Gospel: The genealogy of Joseph is read to trace the lineage of Jesus beginning with Abraham. This lineage clearly marks Joseph and Jesus as falling into the Davidic heritage. We then hear how the birth of Jesus came about as Mary was engaged to Joseph and was found with child though she remained a virgin. Joseph accepted Mary into his home as his wife and he became the father of Jesus. Luke gives us the account of the visitation of the angel to Zechariah, the husband of Elizabeth. It occurred when Herod was King of Judea and Zechariah was a priest and Elizabeth was a descendent from Aaron. The angel exclaimed to Zechariah that Elizabeth would conceive in her old age, but Zechariah doubted, which caused him to lose his speech until the day his son, John, was named. The angel Gabriel then visited Mary in a town called Nazareth. He announced to her that she would conceive of the Holy Spirit and would bear a son who will become the Son of God. Mary assented to become the mother of Jesus. Once she conceived, she hastened into the hill country to visit her kinswoman, Elizabeth, who was six months pregnant. Once she arrived, John jumped while in his mother’s womb upon recognizing the presence of his Lord, who was developing in Mary’s womb. Mary sings her song of praise because of the ways the Lord had been so good to her.

Saints of the Week

Saints are not celebrated during the octave leading up to Christmas.

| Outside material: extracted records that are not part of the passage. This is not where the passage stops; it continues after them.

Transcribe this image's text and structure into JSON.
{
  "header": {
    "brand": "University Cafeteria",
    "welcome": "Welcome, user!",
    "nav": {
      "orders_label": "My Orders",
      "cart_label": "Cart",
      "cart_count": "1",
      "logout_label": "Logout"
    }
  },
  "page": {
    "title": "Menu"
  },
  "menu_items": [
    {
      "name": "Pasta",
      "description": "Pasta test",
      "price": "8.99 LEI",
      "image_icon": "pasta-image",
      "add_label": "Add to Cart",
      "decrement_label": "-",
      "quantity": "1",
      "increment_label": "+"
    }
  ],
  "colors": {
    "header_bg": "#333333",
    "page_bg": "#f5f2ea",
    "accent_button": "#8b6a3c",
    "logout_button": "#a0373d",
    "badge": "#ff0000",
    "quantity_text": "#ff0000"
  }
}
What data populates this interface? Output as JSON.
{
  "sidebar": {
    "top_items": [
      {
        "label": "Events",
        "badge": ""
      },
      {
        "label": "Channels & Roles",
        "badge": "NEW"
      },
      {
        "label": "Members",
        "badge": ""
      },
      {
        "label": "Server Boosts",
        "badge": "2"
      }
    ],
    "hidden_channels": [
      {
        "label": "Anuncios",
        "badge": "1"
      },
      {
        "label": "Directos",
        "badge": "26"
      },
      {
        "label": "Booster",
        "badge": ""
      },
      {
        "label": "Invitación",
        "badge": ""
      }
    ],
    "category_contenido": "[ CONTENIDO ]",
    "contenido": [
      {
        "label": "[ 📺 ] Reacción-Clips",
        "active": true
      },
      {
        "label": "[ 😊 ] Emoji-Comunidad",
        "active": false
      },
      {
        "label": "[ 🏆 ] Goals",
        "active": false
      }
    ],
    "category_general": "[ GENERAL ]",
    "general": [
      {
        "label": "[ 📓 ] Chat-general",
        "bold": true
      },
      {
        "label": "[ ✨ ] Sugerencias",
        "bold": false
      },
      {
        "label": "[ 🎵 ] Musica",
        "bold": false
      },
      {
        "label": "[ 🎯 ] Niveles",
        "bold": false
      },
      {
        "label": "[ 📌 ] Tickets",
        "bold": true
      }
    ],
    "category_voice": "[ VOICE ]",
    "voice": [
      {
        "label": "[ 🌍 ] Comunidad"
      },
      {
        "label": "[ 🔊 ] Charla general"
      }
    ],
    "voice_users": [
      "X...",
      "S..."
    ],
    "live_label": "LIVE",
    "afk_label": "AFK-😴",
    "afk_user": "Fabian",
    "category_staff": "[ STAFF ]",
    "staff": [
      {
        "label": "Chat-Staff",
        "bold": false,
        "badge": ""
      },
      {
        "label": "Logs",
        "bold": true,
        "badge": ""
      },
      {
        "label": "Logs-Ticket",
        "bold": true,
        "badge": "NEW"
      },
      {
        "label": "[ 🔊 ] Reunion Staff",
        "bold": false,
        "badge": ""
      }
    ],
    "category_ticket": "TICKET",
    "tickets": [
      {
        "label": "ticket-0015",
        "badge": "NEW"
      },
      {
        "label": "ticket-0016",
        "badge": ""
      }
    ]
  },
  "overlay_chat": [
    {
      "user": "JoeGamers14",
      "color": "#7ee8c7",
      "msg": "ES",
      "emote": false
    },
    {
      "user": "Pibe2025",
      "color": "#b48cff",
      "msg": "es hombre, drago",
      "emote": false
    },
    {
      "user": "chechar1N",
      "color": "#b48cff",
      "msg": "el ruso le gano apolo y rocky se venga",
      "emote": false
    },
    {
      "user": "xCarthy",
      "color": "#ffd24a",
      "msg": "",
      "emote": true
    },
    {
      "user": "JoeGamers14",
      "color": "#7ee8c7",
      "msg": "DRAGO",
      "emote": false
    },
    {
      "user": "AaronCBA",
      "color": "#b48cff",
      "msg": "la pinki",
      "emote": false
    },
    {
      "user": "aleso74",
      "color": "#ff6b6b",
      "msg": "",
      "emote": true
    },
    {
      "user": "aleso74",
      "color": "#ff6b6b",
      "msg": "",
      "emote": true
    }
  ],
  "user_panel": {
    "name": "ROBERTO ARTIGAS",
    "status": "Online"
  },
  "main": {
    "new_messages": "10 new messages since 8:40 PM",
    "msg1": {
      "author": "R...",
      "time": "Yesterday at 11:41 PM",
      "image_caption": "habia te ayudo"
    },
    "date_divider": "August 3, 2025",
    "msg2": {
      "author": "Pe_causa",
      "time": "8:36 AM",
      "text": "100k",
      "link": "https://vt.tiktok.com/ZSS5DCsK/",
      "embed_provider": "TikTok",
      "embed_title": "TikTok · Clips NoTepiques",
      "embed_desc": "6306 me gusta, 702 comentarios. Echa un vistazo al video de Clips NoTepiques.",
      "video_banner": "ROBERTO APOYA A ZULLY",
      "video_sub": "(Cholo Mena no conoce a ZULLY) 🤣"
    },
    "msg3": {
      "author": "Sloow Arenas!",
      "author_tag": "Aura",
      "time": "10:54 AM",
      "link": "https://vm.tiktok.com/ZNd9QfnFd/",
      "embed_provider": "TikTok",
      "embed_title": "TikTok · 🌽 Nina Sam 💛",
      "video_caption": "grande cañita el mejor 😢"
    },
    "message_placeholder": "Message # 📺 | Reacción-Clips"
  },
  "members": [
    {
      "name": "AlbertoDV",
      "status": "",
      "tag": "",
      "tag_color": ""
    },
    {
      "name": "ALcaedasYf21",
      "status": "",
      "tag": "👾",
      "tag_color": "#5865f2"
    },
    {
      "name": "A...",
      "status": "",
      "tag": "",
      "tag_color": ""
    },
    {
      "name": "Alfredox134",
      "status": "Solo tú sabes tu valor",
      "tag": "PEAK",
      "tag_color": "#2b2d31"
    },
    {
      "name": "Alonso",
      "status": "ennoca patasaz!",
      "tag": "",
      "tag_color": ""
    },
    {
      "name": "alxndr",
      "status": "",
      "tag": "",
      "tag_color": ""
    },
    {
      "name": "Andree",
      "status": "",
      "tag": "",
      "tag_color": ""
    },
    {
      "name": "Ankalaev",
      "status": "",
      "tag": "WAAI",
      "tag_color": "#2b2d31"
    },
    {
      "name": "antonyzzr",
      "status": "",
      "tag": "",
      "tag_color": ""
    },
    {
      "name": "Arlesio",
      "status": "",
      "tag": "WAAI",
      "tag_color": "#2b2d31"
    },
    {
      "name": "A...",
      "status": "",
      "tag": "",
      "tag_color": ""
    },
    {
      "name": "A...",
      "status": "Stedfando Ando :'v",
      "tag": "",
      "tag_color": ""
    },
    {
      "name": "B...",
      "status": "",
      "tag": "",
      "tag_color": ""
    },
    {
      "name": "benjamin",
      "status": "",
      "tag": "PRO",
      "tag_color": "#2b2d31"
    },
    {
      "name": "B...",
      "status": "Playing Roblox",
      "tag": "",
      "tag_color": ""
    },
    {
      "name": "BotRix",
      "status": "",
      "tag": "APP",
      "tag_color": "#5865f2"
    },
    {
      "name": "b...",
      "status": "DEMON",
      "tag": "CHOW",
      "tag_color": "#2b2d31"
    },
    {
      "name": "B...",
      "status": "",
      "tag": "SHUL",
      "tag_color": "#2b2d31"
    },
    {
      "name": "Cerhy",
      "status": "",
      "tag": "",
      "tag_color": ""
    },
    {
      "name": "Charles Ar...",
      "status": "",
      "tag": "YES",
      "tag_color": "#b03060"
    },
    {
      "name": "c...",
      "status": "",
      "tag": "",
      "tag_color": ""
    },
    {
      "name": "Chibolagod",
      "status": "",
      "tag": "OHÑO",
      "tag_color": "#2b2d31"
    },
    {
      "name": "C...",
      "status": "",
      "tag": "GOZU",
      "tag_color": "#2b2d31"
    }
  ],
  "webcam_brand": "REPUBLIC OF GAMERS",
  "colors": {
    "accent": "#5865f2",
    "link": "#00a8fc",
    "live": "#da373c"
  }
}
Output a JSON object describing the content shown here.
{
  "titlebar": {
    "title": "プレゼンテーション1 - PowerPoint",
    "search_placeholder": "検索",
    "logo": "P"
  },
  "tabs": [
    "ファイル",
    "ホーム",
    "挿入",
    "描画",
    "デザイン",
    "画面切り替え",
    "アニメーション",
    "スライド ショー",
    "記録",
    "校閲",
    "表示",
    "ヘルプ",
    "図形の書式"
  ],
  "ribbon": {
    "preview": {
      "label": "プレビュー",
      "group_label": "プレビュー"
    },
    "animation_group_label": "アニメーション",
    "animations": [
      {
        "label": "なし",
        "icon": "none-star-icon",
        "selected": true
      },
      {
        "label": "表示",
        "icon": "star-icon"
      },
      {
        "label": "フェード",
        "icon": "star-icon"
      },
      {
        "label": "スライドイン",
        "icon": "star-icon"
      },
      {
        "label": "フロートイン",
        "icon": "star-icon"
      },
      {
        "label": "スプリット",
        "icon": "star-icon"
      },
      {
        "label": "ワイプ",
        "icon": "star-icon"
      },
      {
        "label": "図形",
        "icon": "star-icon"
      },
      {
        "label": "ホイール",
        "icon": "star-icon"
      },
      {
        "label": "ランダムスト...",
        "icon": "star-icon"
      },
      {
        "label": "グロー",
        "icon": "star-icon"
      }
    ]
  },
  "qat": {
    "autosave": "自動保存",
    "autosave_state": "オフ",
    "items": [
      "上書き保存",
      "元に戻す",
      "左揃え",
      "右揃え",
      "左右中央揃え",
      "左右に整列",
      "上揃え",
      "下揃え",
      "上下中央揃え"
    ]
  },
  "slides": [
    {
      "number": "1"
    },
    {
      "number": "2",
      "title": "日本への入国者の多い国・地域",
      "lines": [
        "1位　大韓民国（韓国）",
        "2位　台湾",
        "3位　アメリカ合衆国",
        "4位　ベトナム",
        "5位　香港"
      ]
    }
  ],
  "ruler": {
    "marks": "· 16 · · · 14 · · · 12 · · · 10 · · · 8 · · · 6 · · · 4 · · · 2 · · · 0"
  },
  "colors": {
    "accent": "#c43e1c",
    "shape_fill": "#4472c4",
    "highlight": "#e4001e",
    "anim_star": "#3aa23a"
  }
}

December 17 - O wisdom of our God Most High, guiding creation with power and love: come to teach us the path of knowledge.

December 18 - O leader of the house of Israel, give of the law to Moses on Sinai: come to rescue us with your mighty power.

December 19 - O root of Jesse's stem, sign of God's love for all the people: come to save us without delay!

December 20 - O key of David, opening the gates of God's eternal kingdom: come and free the prisoners of darkness.

December 21 - O radiant Dawn, splendor of eternal light, sun of justice: come and shine on those who dwell in darkness and in the shadow of death.

December 22 - O King of all nations and keystone of the church: come and save us, whom you formed from the dust.

This Week in Jesuit History

·      Dec 16, 1544. Francis Xavier entered Cochin.
·      Dec 17, 1588. At Paris, Fr. Henry Walpole was ordained.
·      Dec 18, 1594. At Florence, the apparition of St Ignatius to St Mary Magdalene de' Pazzi.
·      Dec 19, 1593. At Rome, Fr. Robert Bellarmine was appointed rector of the Roman College.
·      Dec 20, 1815. A ukase of Alexander I was published banishing the Society of Jesus from St Petersburg and Moscow on the pretext that they were troubling the Russian Church.
·      Dec 21, 1577. In Rome, Fr. Juan de Polanco, secretary to the Society and very dear to Ignatius, died.
·      Dec 22, 1649. At Cork, Fr. David Glawey, a missionary in the Inner and Lower Hebrides, Islay, Oronsay, Colonsay, and Arran, died.